The draft confirms that solar power is tremendously popular in Michigan, that many ratepayers want more solar energy in their electricity mix or on their roofs, and that the lottery systems the utilities use to select “winners” from the avalanche of applicants for their solar programs is slow, unpredictable, and costly to installers.
It also confirms that the price of solar power is falling in Michigan, even without the strong, widespread growth that would further lower hardware and installation costs.
The heart of the report, however, is its description of three possible options the utilities could use to pay customers with rooftop panels for their electricity.
For each option, the agency used 50 megawatts of new solar as a goal for each company, which would roughly quintuple the generating capacity their expiring pilots developed.
One option uses an upgraded version of the current, state-mandated net metering law. It essentially runs customers’ power meters backward when their panels produce more electricity than their building is using, but caps payments at the amount of power the customers themselves actually use.
The draft says this would be, policy-wise, the quickest, least-complicated way of expanding rooftop solar.
A second option uses the relatively new Value of Solar rate-setting approach, a major working group topic. VOS pays less than net metering’s retail rate, but has fewer limits on how much power can be sold back to the utility. Computing a new Value of Solar rate for panel owners, the agency observes, would take some time and require more information from the utilities than the SWG had access to.
A third option would use elements from the first and second schemes.
All three options would, in different ways, pay a customer 15 cents for each kWhr of solar power produced, allowing a 10-year return on investment. That is not as profitable to panel owners as the best-paying phases of the utilities’ expiring pilot programs, which offered either rebates on installation costs and/or above-retail rates for solar electricity.
But each is more financially attractive than Michigan’s net metering provisions, which all utilities must offer their customers but have not spurred strong interest in homegrown sun power development. In fact, the draft report points out, since Michigan’s net metering law took effect in 2008 it has facilitated less than 10 MW of rooftop solar panel installations.
Although DTE, in particular, insists that adding more solar that pays better rates would cost ratepayers too much money, the draft points out that both utilities still have millions of dollars of renewable energy surcharges in their coffers that they collected but did not need to spend to meet the state’s 2008, 10 percent renewables mandates. The surpluses occurred because the cost of wind power development turned out to be far lower than either company first predicted.
Those unspent dollars, the report says, likely could entirely pay for expanded, 50 MW, customer-based solar programs by each utility.
The draft also looked at the possibility of expanding programs such as DTE’s Green Currents or Consumers’ Green Generation programs, which allow customers to buy “blocks” of clean energy at an above-retail rate. MPSC staff said it sees little interest in such programs today; customers now prefer purchasing a more “tangible” asset, such as their own solar panels or a share of a community solar program—another approach to expanding customer-owned solar that the report briefly mentions.
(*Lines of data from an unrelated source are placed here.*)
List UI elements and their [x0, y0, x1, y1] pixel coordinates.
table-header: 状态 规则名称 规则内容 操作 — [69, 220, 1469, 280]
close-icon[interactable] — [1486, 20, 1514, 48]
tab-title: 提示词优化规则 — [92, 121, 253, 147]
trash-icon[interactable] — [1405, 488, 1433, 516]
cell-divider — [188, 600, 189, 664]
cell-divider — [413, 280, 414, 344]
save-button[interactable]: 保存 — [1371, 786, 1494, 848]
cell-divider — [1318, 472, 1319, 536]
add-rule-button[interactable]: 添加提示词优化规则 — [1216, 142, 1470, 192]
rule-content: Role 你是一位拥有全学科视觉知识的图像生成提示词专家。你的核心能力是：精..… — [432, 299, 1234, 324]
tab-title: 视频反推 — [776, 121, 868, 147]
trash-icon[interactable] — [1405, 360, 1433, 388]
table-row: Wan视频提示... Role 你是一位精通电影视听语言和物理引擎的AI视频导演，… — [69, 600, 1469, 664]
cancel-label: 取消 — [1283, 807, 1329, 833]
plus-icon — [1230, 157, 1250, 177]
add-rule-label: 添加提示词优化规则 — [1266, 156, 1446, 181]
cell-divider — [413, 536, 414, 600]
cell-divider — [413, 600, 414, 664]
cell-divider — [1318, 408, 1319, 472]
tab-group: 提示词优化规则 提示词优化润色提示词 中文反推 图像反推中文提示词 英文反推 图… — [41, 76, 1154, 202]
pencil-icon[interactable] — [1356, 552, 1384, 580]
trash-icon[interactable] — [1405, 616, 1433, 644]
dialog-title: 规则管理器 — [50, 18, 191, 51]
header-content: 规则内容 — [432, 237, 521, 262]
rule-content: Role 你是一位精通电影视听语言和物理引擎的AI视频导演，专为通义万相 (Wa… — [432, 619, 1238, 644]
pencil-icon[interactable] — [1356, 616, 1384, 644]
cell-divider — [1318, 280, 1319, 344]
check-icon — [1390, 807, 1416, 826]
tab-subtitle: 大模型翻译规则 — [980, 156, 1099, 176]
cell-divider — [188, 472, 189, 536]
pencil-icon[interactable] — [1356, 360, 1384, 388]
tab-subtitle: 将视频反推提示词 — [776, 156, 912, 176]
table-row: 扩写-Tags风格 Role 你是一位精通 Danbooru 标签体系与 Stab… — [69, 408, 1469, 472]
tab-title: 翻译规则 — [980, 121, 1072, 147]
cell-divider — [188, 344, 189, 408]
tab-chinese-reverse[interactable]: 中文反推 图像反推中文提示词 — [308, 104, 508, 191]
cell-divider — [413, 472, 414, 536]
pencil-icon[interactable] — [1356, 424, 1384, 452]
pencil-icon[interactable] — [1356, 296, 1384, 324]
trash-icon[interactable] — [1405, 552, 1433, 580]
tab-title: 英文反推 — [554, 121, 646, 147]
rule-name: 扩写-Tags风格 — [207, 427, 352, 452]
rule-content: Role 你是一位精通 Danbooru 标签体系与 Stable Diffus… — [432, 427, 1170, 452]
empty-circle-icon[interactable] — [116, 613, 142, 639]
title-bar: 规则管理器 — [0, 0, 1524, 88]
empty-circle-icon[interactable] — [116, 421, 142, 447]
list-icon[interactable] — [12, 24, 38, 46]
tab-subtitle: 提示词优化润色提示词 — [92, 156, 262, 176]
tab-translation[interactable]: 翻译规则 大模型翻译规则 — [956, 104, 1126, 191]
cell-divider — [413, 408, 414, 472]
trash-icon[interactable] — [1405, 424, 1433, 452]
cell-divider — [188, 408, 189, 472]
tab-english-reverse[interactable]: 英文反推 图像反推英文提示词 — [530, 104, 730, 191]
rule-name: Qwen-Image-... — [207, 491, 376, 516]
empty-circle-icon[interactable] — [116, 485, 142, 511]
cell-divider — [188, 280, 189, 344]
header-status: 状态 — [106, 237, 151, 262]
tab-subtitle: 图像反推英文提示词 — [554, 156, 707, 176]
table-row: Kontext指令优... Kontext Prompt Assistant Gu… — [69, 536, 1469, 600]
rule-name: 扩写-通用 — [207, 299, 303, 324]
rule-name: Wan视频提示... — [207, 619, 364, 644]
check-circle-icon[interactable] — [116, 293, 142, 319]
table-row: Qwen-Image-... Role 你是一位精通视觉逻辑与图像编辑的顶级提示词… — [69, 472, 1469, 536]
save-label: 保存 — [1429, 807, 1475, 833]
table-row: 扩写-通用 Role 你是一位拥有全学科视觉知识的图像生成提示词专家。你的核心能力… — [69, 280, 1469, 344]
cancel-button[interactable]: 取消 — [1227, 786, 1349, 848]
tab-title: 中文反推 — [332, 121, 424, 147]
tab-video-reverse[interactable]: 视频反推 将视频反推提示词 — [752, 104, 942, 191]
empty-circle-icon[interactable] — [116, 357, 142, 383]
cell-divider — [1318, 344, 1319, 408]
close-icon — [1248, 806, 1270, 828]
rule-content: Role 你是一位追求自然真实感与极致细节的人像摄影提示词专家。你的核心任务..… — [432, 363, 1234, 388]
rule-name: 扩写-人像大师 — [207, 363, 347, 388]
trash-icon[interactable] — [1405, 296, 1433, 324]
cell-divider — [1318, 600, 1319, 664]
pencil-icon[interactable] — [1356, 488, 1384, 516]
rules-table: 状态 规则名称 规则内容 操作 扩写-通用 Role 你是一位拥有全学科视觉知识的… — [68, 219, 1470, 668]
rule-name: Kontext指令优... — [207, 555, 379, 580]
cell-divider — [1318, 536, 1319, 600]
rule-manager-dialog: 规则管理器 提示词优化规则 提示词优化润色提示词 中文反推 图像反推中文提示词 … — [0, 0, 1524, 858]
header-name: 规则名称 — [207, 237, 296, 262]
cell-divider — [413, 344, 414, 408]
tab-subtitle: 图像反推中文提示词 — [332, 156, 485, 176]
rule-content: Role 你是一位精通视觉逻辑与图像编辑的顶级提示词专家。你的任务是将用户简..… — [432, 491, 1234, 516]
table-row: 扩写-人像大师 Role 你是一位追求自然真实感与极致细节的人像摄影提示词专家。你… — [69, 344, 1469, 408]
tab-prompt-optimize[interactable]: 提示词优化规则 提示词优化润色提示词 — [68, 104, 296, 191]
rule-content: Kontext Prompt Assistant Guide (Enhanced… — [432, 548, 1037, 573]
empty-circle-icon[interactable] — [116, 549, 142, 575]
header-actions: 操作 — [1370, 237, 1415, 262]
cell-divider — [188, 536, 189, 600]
MPSC also considered several third-party leasing arrangements for rooftop system, including a utility-owned approach, as well as crowdfunding, and concluded that they are legally complex and likely not the quickest, best next steps to take.
The draft’s conclusion added some urgency to the discussion. It noted that if either utility wants to expand their customer solar programs and get the best bang for their own and their customers’ buck, time is of the essence: The 30-percent federal tax credit for solar panels, considered a major driver of the nationwide rooftop solar boom, expires in 2016.